À BAS BRUIT de DANIEL CHARNEUX (Bleu d’Encre) / Une lecture d’Éric ALLARD



Jean-Michel Maulpoix distingue en poésie les écrivains entre hautes voix et voix basses. Par le titre de son premier recueil de poésie (hors haïkus), Daniel Charneux s’inscrit naturellement dans la seconde catégorie. Mais comme on va le voir, dans cette voix, il s’exprime dans un large registre, qui va de l’intime à l’universel, de la réalité de l’ici et maintenant à l’improbable là-bas dans un univers marqué par le souvenir, la nostalgie de l’enfance.

En pronommant « il » son porte-parole, le poète s’extirpe de son « je » au profit de « l’autre », dans lequel chacun vient à se reconnaître, qui plus est si l’on est de sa génération. La dimension autobiographique n’exclut pas des échappées vers la fantaisie, vers le rêve.  

Dans le premier mouvement de l’ouvrage, Charneux revisite l’enfance, « avant les égarements du corps et du cœur », quand « même la neige où les luges sages / traçaient des destins rectilignes », quand « le sang ne coulait qu’en noir et blanc / et la justice triomphait. » Prédominance du noir et blanc assorti d’un riche nuancier de gris.  

C’est le temps où il joue aux cow-boys et aux indiens, dans le costume du peau-rouge, où il fait corps avec la nature, où trouver refuge dans les arbres le rapproche de l’observation des oiseaux, où il lit éperdument avant, plus tard, de devenir « un lecteur ou un liseur / sans vraiment retrouver la joie des premiers âges ». C’est le temps aussi où il espérait avoir un frère, où il apprend ce qu’est le péché et la culpabilité, où il perçoit le « grand mystère » des femmes et où naît son goût de la généalogie quand il réalise la multiplication exponentielle de sa parentèle.

Il rêve d’ailleurs (Brésil, l’autre bout de la Terre, du monde) pour revenir ici, le temps d’un trop court voyage. « Il aurait beau s’enfuir au bout du monde / il reviendrait toujours à soi ».

Il aimait courir derrière son ombre 

il lui semblait qu’il aurait pu la suivre ainsi

lentement longuement

jusqu’au bout du monde

jusqu’au bout de sa vie  

Daniel Charneux

Viendra le temps des arrangements avec le réel et avec son existence pour ne pas perdre son âme, auquel il croit encore.

À force d’attendre

que l’éphémère engendre l’éternel

il avait atteint l’âge d’homme

loin des rivages de l’enfance

Il est resté, par-devers lui, un observateur du monde, de soi, « filé pas à pas / comme un privé dans un film noir » par « cet autre qui écrivait en lui » jusqu’à noter « ses actions les plus communes / ses plus infimes répulsions ». Ce qui lui fait dresser ce constat :
« Celui qui écrivait / paralysait en lui celui qui voulait vivre »

Nombre de poèmes traduisent un besoin d’être emporté, de se perdre, de s’oublier.

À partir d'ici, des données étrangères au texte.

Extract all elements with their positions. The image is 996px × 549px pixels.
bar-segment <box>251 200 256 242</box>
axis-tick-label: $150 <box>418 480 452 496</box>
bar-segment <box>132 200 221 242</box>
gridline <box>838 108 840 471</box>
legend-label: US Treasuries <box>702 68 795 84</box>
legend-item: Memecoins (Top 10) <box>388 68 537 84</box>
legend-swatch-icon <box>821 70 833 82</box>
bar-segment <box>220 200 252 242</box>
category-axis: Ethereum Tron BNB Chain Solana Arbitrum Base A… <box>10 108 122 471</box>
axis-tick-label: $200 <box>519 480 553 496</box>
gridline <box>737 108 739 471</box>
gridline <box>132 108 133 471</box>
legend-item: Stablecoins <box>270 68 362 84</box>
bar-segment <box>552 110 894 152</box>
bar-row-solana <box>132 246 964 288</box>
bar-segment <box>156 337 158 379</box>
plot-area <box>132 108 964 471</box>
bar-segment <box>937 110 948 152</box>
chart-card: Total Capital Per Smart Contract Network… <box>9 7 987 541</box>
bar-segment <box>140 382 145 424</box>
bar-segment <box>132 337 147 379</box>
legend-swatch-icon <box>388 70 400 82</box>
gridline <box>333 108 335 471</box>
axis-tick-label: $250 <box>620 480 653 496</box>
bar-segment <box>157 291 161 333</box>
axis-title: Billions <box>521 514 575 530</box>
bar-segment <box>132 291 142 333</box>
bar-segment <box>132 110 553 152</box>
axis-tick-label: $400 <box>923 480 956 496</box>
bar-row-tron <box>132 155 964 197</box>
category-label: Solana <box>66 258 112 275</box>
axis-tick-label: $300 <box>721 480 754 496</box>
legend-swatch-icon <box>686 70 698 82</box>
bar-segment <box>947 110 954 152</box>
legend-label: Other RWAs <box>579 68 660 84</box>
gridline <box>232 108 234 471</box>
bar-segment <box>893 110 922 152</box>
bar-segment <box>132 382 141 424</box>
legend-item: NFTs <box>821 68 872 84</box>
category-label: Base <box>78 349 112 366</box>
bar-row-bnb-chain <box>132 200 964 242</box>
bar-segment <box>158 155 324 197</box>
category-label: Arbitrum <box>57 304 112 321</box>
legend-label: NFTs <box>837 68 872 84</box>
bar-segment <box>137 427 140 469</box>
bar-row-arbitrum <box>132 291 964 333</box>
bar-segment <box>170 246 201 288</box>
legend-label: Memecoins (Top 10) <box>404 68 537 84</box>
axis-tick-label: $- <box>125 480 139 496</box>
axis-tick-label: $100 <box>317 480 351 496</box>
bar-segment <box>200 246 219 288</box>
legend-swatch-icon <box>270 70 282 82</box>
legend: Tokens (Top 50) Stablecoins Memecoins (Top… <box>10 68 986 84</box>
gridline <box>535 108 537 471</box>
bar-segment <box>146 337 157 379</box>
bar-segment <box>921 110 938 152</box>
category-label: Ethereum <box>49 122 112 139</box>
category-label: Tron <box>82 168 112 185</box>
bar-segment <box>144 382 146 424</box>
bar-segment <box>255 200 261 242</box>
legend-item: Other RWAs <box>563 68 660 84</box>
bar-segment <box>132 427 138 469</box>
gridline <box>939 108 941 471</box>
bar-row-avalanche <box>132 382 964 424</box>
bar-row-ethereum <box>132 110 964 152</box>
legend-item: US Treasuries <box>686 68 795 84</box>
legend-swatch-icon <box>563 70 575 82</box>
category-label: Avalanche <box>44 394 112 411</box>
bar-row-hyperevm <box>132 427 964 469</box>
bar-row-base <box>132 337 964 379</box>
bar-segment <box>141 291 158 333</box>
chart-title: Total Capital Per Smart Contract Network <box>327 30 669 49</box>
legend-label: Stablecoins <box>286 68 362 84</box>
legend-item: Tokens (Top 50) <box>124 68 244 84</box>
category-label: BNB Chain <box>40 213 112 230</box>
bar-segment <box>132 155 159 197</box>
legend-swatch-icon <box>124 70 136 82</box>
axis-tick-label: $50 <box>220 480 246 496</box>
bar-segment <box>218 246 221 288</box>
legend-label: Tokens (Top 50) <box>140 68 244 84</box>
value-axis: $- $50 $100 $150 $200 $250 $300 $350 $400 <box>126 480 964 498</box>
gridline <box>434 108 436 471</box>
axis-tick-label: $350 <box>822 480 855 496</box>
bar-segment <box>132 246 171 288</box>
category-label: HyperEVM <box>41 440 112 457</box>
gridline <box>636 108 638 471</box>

La conscience que l’homme, malgré son amour de la vie et son souci de laisser une trace, est voué à retourner en poussière, hante la fin du volume.

Avec À bas Bruit, Daniel Charneux se fait, selon la formule de Mallarmé, le Montreur de choses passées, celui qui se retourne sur l’enfance et la vie accomplie pour faire ressentir le passage du temps.

Si le romancier n’est jamais loin, tapi dans l’ombre du poète, celui-ci se permet des arrêts sur images, sur sensations, non tenu une chronologie stricte des événements, se permettant des licences que le récit ne permet pas toujours pour creuser ses interrogations existentielles, investir un autre territoire littéraire.

D’emblée, Daniel Charneux, avec ce recueil, a trouvé un ton singulier avec une poésie qui se chuchote, se murmure, soit, mais troue néanmoins les murs du silence pour, dans cette chambre d’écho aux soupirs, livrer les blessures qui nous constituent en tant qu’homme, en tant que mortel nourri de mots et de mélancolie.


Daniel CHARNEUX, À bas bruit, ill. de l’auteur, Bleu d’encre, 2022, 81 p., 12 €.